El Dios del universo, que puso los planetas en órbita, que colgó las estrellas en el cielo y que sabe el número de cabellos que tenemos en la cabeza, eligió estar presente para mí, para darse a conocer a través de un bebé.
Ese momento en la Misa fue una pequeña Transfiguración, una oportunidad de ver a Dios en toda su gloria y responder con asombro y admiración, todo porque una niña pequeña compartió libremente una alabanza llena de alegría.
¿La buena noticia? ¡Nunca faltan estos momentos si tenemos ojos para ver y oídos para oír!

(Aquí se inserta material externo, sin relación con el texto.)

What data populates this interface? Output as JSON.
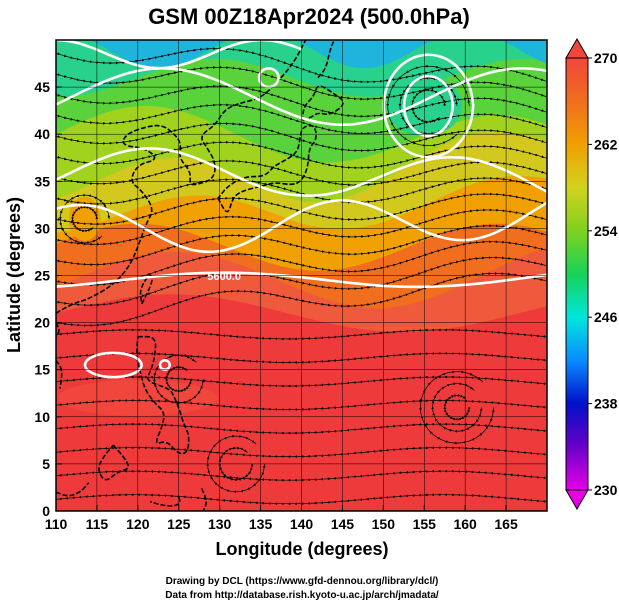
{
  "figure": {
    "title": "GSM 00Z18Apr2024 (500.0hPa)",
    "credit_line1": "Drawing by DCL (https://www.gfd-dennou.org/library/dcl/)",
    "credit_line2": "Data from http://database.rish.kyoto-u.ac.jp/arch/jmadata/"
  },
  "map": {
    "xlabel": "Longitude (degrees)",
    "ylabel": "Latitude  (degrees)",
    "lon_range": [
      110,
      170
    ],
    "lat_range": [
      0,
      50
    ],
    "lon_ticks": [
      "110",
      "115",
      "120",
      "125",
      "130",
      "135",
      "140",
      "145",
      "150",
      "155",
      "160",
      "165"
    ],
    "lat_ticks": [
      "0",
      "5",
      "10",
      "15",
      "20",
      "25",
      "30",
      "35",
      "40",
      "45"
    ],
    "contour_label": "5600.0",
    "contour_label_pos": [
      128.5,
      24.5
    ],
    "field": "temperature",
    "overlay": "streamlines"
  },
  "colorbar": {
    "range": [
      230,
      270
    ],
    "tick_labels": [
      "230",
      "238",
      "246",
      "254",
      "262",
      "270"
    ],
    "colors": [
      "#e600e6",
      "#6a00c8",
      "#0010c8",
      "#0a8cff",
      "#00e6dc",
      "#18d25a",
      "#7ed21e",
      "#d2d21e",
      "#f0a000",
      "#f06e1e",
      "#f0463c"
    ]
  }
}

Encontrar a Dios en todas las cosas
Estoy dejando que mi educación jesuita se note un poco aquí, pero hay una sabiduría profunda en la práctica de encontrar a Dios en todas las cosas.

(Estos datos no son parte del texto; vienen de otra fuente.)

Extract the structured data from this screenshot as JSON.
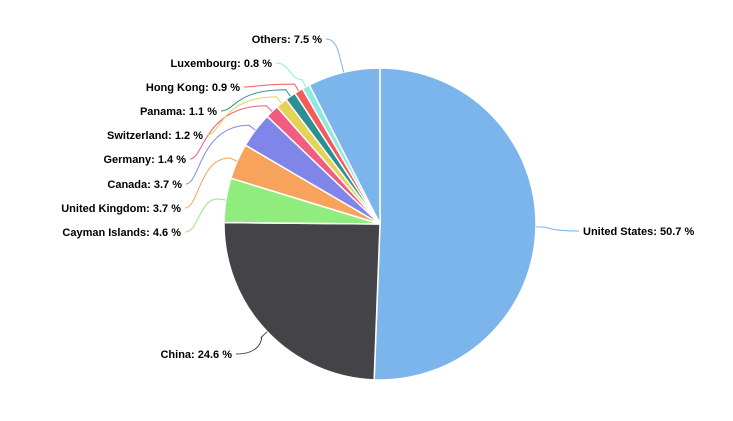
{
  "chart_data": {
    "type": "pie",
    "title": "",
    "slices": [
      {
        "name": "United States",
        "value": 50.7,
        "label": "United States: 50.7 %",
        "color": "#7cb5ec"
      },
      {
        "name": "China",
        "value": 24.6,
        "label": "China: 24.6 %",
        "color": "#434348"
      },
      {
        "name": "Cayman Islands",
        "value": 4.6,
        "label": "Cayman Islands: 4.6 %",
        "color": "#90ed7d"
      },
      {
        "name": "United Kingdom",
        "value": 3.7,
        "label": "United Kingdom: 3.7 %",
        "color": "#f7a35c"
      },
      {
        "name": "Canada",
        "value": 3.7,
        "label": "Canada: 3.7 %",
        "color": "#8085e9"
      },
      {
        "name": "Germany",
        "value": 1.4,
        "label": "Germany: 1.4 %",
        "color": "#f15c80"
      },
      {
        "name": "Switzerland",
        "value": 1.2,
        "label": "Switzerland: 1.2 %",
        "color": "#e4d354"
      },
      {
        "name": "Panama",
        "value": 1.1,
        "label": "Panama: 1.1 %",
        "color": "#2b908f"
      },
      {
        "name": "Hong Kong",
        "value": 0.9,
        "label": "Hong Kong: 0.9 %",
        "color": "#f45b5b"
      },
      {
        "name": "Luxembourg",
        "value": 0.8,
        "label": "Luxembourg: 0.8 %",
        "color": "#91e8e1"
      },
      {
        "name": "Others",
        "value": 7.5,
        "label": "Others: 7.5 %",
        "color": "#7cb5ec"
      }
    ],
    "legend": "none",
    "data_labels": "outside-with-connectors"
  }
}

Lejos de ser una droga milagrosa, aprender a buscar las huellas de Dios a lo largo de nuestros días, y, de hecho, de nuestras vidas, es una pequeña manera de cultivar un sentido más profundo de gratitud, asombro, admiración y esperanza.
Cuando era misionero, teníamos una práctica nocturna de reunirnos para rezar un «Rosario de Acción de Gracias». Dirigidos por un misionero en nuestra capilla, ofrecíamos nuestro día y todos sus momentos grandes y pequeños en gratitud al Señor.
“Gracias, Señor, por nuestra conversación con Charles”.
“Gracias, Señor, por un buen café”.
“Gracias, Señor, por un tiempo de descanso”.
“Gracias, Señor, por 36 libras de miel”. (Esa es una historia para otro momento)
La práctica diaria fue una gran manera de aprender a ver a través de los ojos de la gratitud y prestar atención a las formas en que Dios se está moviendo en nuestras vidas.
Comenzó un cambio en nuestra visión, de ver solo el aquí y ahora a apreciar lo eterno. En resumen, lentamente aprendimos a ver un poco más como Dios ve.
Cuanto más vemos y reconocemos los movimientos de Dios en nuestras vidas y le agradecemos por ellos, más vemos cuán radical es su amor por nosotros.
Dios está constantemente trabajando en nuestras vidas. Él está perpetuamente presente en formas grandes y pequeñas. Y si Él está presente con nosotros y en nosotros, entonces cada una de nuestras vidas es “tierra santa”, igual que la zarza ardiente.